Q- T. Breton a confirmé hier qu'en 2005 l'objectif du déficit reste 3%, et il dit en 2006, le déficit sera dans cette marge et pas au-dessus. Et on a traduit : "il sera au moins à 3% en 2006". Quel est votre avis ?
R- Les comptes publics dérapent, ça c'est sûr. Quand on regarde le rapport sur la Sécurité sociale récemment, on voit bien que le plan Douste- Blazy n'a rien réglé. Le déficit public dérape, ce sont nos enfants qui sont en cause, c'est la solidarité entre les générations, mais aussi c'est le scandale que nous vivons aujourd'hui, que je ne vois pas dénoncer, que moi je ne peux pas supporter, qui est que, on baisse l'impôt sur le revenu, non pas pour les couches moyennes, comme ça a été dit, mais pour les revenus les plus élevés. On ne gagne vraiment dans la baisse d'impôt sur le revenu qui a été annoncée qu'à partir de 15 000 euros. Vous parlez d'une définition des couches moyennes ! On baisse l'impôt sur le revenu pour les plus riches, et on augmente le déficit. En clair, on creuse le déficit pour donner de l'argent aux plus riches dans notre pays. Voilà la politique qui est aujourd'hui...

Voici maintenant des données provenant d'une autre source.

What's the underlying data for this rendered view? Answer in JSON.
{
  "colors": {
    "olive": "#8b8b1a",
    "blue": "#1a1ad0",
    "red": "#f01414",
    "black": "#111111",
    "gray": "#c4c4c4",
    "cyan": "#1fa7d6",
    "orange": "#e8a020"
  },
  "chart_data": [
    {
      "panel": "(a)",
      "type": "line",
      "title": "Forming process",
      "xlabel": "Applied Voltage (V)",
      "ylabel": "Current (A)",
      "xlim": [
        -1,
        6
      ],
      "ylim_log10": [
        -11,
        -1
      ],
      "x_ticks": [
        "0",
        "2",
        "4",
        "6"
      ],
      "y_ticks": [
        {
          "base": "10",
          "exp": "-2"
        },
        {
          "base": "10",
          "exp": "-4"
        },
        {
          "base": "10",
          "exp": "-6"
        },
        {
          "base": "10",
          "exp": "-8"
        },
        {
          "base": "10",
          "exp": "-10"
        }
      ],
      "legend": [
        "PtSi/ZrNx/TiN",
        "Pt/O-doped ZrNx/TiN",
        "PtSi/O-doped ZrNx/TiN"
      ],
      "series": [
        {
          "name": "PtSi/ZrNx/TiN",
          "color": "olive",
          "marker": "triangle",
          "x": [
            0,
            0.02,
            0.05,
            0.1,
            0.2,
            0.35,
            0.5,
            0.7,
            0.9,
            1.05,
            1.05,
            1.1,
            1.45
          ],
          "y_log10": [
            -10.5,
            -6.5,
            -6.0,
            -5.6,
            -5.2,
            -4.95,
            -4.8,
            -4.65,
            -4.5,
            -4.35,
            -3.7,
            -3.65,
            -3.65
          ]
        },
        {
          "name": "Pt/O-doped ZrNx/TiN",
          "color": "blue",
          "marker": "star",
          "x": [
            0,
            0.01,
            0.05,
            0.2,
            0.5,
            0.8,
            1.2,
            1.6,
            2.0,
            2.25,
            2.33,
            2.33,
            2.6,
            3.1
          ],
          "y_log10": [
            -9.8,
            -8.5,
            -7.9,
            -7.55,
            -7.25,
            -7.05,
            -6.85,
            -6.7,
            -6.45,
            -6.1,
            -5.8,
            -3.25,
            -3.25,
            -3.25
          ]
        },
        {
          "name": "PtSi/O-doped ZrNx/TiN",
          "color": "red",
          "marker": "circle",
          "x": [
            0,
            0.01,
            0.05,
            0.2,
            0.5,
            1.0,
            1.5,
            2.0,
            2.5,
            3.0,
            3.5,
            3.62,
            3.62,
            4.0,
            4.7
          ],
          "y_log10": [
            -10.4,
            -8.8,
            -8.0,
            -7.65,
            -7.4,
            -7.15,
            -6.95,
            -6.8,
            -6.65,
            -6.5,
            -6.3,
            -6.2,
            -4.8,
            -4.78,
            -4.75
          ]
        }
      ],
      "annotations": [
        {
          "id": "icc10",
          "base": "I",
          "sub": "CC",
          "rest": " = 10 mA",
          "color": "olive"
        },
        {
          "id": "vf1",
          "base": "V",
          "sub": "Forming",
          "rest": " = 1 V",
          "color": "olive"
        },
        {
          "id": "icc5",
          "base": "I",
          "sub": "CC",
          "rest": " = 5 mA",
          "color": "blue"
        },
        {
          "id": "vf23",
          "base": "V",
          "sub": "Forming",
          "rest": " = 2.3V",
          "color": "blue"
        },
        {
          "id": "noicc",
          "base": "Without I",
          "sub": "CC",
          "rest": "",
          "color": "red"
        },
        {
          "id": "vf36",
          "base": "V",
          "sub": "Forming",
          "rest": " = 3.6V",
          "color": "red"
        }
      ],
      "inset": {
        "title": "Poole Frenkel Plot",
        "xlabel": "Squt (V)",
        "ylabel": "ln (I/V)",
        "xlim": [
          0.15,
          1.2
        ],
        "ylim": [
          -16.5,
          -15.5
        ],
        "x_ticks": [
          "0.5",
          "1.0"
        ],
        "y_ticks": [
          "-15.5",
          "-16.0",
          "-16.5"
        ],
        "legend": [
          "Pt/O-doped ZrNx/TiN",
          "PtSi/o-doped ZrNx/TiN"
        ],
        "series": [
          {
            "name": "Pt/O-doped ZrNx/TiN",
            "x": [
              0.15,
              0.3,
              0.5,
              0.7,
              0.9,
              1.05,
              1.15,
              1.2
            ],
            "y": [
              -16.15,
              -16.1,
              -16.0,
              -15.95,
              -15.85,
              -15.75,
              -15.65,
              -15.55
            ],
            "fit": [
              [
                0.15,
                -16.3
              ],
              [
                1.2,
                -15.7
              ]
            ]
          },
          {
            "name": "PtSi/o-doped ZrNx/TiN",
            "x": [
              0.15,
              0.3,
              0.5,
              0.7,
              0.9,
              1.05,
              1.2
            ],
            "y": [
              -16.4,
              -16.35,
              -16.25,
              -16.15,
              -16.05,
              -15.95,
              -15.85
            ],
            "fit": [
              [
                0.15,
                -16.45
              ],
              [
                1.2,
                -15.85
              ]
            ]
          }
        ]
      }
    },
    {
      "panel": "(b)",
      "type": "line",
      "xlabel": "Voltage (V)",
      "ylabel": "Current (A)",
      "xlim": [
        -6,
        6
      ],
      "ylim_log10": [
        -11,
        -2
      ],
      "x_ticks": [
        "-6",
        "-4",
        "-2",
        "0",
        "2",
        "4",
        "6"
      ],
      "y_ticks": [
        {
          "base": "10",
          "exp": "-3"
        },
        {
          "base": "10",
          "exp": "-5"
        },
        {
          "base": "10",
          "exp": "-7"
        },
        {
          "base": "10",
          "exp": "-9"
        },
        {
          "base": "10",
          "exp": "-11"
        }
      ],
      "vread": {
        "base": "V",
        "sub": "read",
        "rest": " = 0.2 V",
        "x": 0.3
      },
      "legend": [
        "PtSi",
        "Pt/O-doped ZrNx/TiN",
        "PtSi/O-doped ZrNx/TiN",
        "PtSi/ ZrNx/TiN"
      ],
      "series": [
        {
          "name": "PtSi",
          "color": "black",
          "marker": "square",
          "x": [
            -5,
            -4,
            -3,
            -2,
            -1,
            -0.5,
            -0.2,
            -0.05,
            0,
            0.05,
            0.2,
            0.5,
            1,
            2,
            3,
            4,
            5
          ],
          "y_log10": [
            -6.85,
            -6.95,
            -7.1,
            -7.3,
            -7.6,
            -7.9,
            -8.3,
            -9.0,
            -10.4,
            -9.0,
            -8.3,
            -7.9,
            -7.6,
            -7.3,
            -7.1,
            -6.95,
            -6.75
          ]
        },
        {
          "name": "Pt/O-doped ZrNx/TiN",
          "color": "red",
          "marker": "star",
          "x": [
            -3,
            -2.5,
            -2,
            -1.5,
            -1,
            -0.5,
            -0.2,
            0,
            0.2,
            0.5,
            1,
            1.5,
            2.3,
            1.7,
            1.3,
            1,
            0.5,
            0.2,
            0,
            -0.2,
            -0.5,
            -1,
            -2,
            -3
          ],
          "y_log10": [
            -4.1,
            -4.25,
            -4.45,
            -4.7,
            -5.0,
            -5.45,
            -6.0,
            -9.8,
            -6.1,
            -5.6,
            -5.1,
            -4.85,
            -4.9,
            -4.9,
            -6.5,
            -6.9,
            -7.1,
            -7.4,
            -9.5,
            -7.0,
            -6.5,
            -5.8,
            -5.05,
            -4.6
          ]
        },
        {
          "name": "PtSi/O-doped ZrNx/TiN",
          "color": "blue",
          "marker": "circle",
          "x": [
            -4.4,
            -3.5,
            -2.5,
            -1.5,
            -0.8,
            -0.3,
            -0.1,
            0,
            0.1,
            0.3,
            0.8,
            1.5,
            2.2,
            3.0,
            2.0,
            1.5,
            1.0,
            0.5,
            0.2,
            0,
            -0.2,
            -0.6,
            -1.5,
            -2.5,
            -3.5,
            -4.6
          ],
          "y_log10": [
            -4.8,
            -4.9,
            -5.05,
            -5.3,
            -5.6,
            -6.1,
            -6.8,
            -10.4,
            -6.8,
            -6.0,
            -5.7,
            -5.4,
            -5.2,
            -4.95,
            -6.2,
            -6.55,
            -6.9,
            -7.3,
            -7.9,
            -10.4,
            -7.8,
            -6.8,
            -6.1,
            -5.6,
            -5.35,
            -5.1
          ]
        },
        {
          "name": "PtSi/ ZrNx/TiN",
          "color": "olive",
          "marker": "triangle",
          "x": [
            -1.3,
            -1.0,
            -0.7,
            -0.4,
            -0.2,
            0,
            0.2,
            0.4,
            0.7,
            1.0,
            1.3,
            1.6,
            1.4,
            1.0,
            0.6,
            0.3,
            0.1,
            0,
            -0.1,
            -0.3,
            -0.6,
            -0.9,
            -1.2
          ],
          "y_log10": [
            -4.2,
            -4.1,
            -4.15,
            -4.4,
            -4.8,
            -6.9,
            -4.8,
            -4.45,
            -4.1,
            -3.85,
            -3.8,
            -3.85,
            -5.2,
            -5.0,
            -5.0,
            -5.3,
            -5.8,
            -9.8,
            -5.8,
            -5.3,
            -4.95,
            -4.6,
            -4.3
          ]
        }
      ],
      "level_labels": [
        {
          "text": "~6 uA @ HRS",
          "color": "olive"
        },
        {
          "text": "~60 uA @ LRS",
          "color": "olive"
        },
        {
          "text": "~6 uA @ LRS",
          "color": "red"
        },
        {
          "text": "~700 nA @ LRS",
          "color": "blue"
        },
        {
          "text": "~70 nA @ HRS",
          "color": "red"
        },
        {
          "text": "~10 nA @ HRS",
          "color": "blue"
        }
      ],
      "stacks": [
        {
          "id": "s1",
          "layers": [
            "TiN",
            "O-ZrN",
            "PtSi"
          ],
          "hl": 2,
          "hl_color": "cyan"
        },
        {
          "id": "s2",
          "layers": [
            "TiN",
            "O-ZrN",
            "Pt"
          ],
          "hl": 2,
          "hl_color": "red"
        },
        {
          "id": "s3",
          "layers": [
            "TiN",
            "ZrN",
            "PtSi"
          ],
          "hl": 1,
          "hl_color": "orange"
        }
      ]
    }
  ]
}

Q- D'accord, vous avez dénoncé le scandale. C'est dans quelle partie du programme socialiste, la fiscalité ?
R- Mais c'est dans une partie... la motion comprend des éléments fiscaux.
Q- Non, non, le programme socialiste. Est-ce que ce n'est pas indécent
qu'il n'y ait pas encore de programme chez les socialistes ?
R- Non, non, non...
Q- Et que vous vous contentiez de critiquer...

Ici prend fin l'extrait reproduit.